GI Cecal/Meckel’s diverticulitis Cecal volvulus Colitis/terminal ileitis Constipation/ileus/bowel obstruction Crohn’s/ulcerative colitis flair Epiploic appendagitis Functional abdominal pain Incarcerated inguinal hernia Intra-abdominal abscess Intussusception Malrotation Mesenteric lymphadenitis GU Ectopic/heterotopic pregnancy Ovarian torsion Ovarian vein thrombosis Pyelonephritis Referred testicular pain Renal colic Tubo-ovarian abscess/salpingitis MUSCULOSKELETAL Abdominal wall/rectus sheath hematoma Psoas abscess |
Consider appendicitis in any patient with atraumatic right-sided abdominal, periumbilical, or flank pain who has not previously undergone appendectomy. Available diagnostic adjuncts include peripheral WBC and other acute inflammatory markers (e.g., C-reactive protein or erythrocyte sedimentation rate), urinalysis, and a pregnancy test. Diagnostic imaging should be considered in atypical presentations or if significant diagnostic uncertainty exists after thorough history and examination.
Scoring systems, such as the Alvarado and Samuel scores, have been developed to aid in diagnosis. The modified Alvarado score for acute appendicitis ranks symptoms (migration, 1 point; anorexia or urinary acetone, 1 point; nausea or vomiting, 1 point), signs (right lower quadrant tenderness, 2 points; rebound, 1 point; fever, 1 point), and WBC count (>10,000/mm3, 2 points) into low-risk appendicitis (score, 1 to 4) and possible or probable appendicitis (score, 5 to 9). However, the low-risk score (score, 1 to 4) was demonstrated as only 72% sensitive compared to 93% for clinical judgment when appendicitis was either the most likely or second most likely diagnosis.17 Despite continued technologic advances and development of decision rules, different scoring systems often yield conflicting results and should not replace clinical judgment; the clinical impression of the experienced physician has the highest impact on patient outcome.18,19,20,21
An increase in peripheral WBC may be the earliest marker of inflammation.22 A study of 722 children identified both prospectively and retrospectively found acute appendicitis to be the most common diagnosis in children >4 years old with nontraumatic abdominal pain and leukocytosis.23 However, a normal WBC is not uncommon, and leukopenic presentations have been documented.24 While numerous studies have evaluated the use of the WBC, there is no clear consensus on its utility.22,23,25,26,27 The WBC does not distinguish between simple and perforated appendicitis.25 C-reactive protein and the erythrocyte sedimentation rate used alone lack the sensitivity and specificity to rule in or rule out the diagnosis.

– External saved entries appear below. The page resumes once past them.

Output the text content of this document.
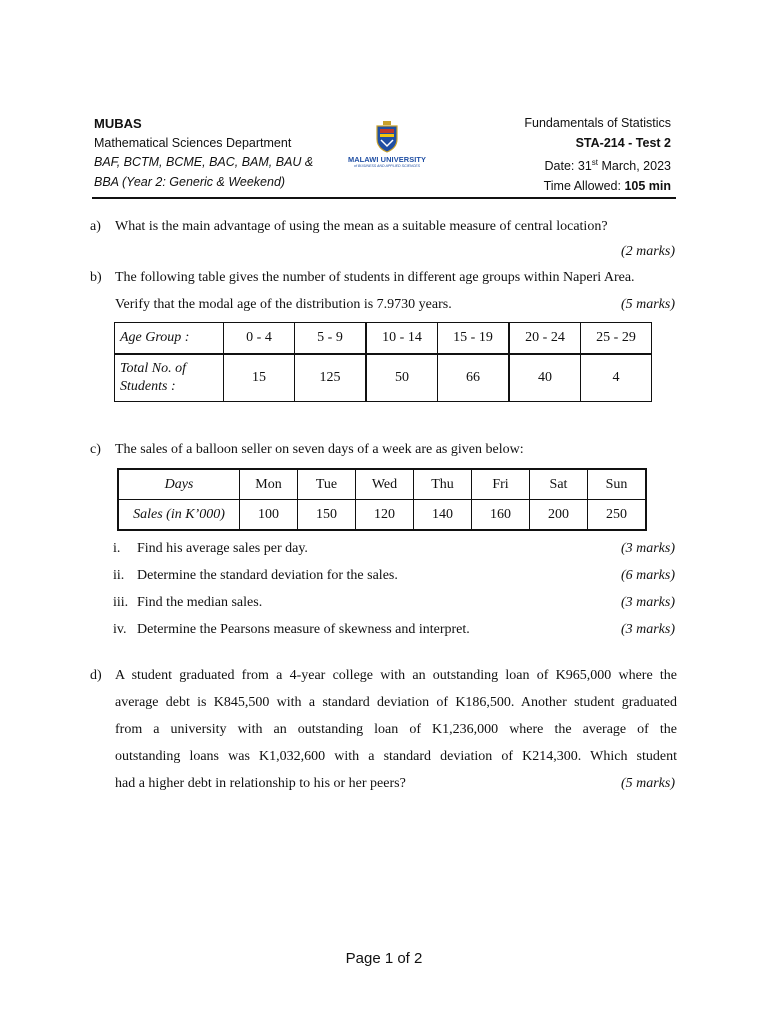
MUBAS
Mathematical Sciences Department
BAF, BCTM, BCME, BAC, BAM, BAU &
BBA (Year 2: Generic & Weekend)
MALAWI UNIVERSITY
of BUSINESS AND APPLIED SCIENCES
Fundamentals of Statistics
STA-214 - Test 2
Date: 31st March, 2023
Time Allowed: 105 min
a) What is the main advantage of using the mean as a suitable measure of central location?
(2 marks)
b) The following table gives the number of students in different age groups within Naperi Area.
Verify that the modal age of the distribution is 7.9730 years.	(5 marks)
Age Group :	0 - 4	5 - 9	10 - 14	15 - 19	20 - 24	25 - 29
Total No. of
Students :	15	125	50	66	40	4
c) The sales of a balloon seller on seven days of a week are as given below:
Days	Mon	Tue	Wed	Thu	Fri	Sat	Sun
Sales (in K’000)	100	150	120	140	160	200	250
i. Find his average sales per day.	(3 marks)
ii. Determine the standard deviation for the sales.	(6 marks)
iii. Find the median sales.	(3 marks)
iv. Determine the Pearsons measure of skewness and interpret.	(3 marks)
d) A student graduated from a 4-year college with an outstanding loan of K965,000 where the
average debt is K845,500 with a standard deviation of K186,500. Another student graduated
from a university with an outstanding loan of K1,236,000 where the average of the
outstanding loans was K1,032,600 with a standard deviation of K214,300. Which student
had a higher debt in relationship to his or her peers?	(5 marks)
Page 1 of 2
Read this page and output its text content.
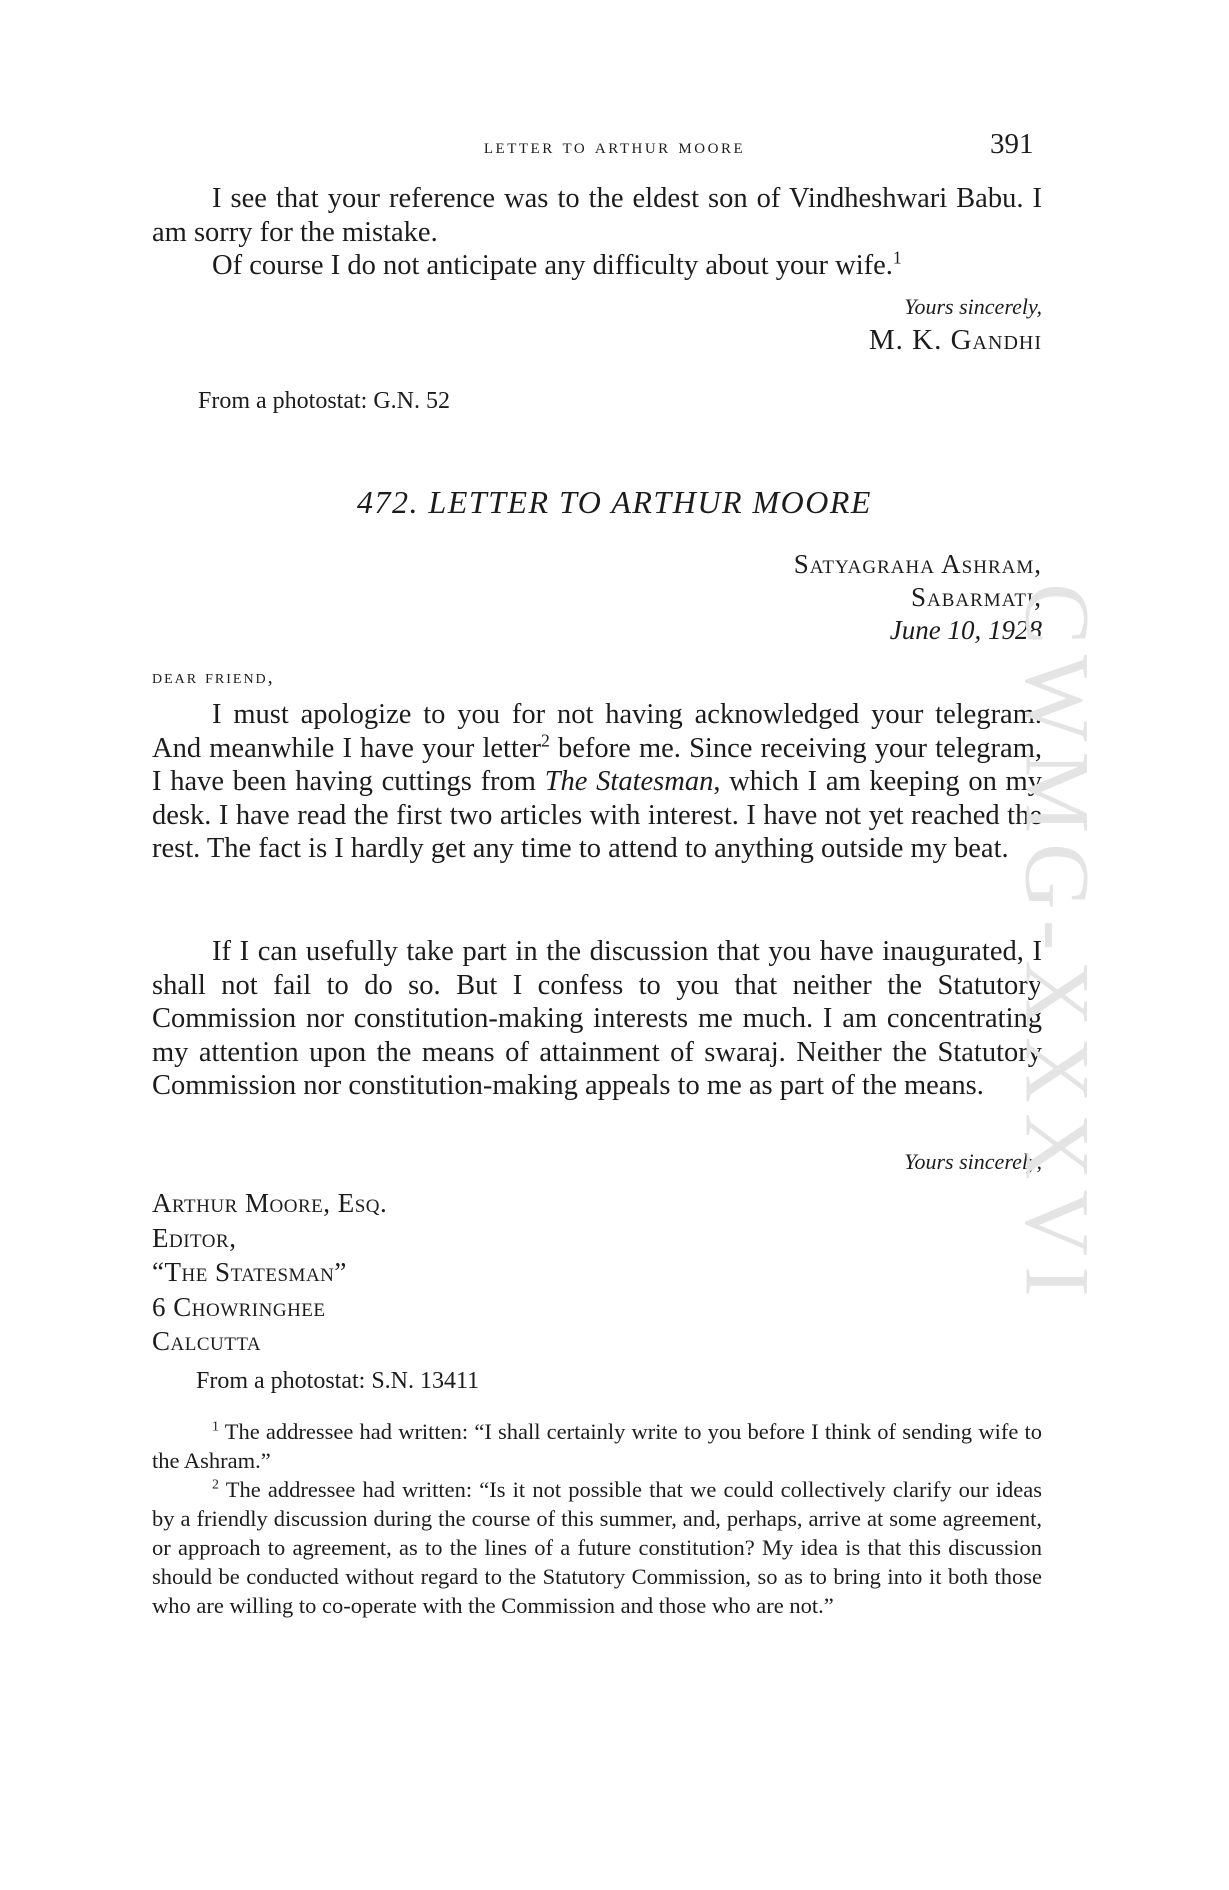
letter to arthur moore	391
I see that your reference was to the eldest son of Vindheshwari Babu. I am sorry for the mistake.
Of course I do not anticipate any difficulty about your wife.$^1$
Yours sincerely,
M. K. Gandhi
From a photostat: G.N. 52
472. LETTER TO ARTHUR MOORE
Satyagraha Ashram,
Sabarmati,
June 10, 1928
dear friend,
I must apologize to you for not having acknowledged your telegram. And meanwhile I have your letter$^2$ before me. Since receiving your telegram, I have been having cuttings from The Statesman, which I am keeping on my desk. I have read the first two articles with interest. I have not yet reached the rest. The fact is I hardly get any time to attend to anything outside my beat.
If I can usefully take part in the discussion that you have inaugurated, I shall not fail to do so. But I confess to you that neither the Statutory Commission nor constitution-making interests me much. I am concentrating my attention upon the means of attainment of swaraj. Neither the Statutory Commission nor constitution-making appeals to me as part of the means.
Yours sincerely,
Arthur Moore, Esq.
Editor,
“The Statesman”
6 Chowringhee
Calcutta
From a photostat: S.N. 13411
$^1$ The addressee had written: “I shall certainly write to you before I think of sending wife to the Ashram.”
$^2$ The addressee had written: “Is it not possible that we could collectively clarify our ideas by a friendly discussion during the course of this summer, and, perhaps, arrive at some agreement, or approach to agreement, as to the lines of a future constitution? My idea is that this discussion should be conducted without regard to the Statutory Commission, so as to bring into it both those who are willing to co-operate with the Commission and those who are not.”
CWMG-XXXVI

If the only diagnostic consideration is acute appendicitis (yes or no), the greatest utility of laboratory tests may be in combination: an elevated WBC and/or C-reactive protein may have a combined sensitivity as high as 98%. Normal values of both in patients with a low pretest probability of acute appendicitis make pathologically confirmed appendicitis very unlikely.27,28,29,30,31 However, WBC and C-reactive protein levels are elevated in a number of other appendicitis mimics, so these markers are not useful if the differential diagnosis of pain is broad.32,33
Obtain a urinalysis because isolated microscopic hematuria may support a diagnosis of renal colic, and pyuria may suggest pyelonephritis. However, hematuria or sterile pyuria can be present in acute appendicitis.11 Document a negative pregnancy test in females of reproductive age to rule out ectopic or heterotopic pregnancy. Other laboratory tests are not routinely indicated but may be beneficial when considering other diagnoses.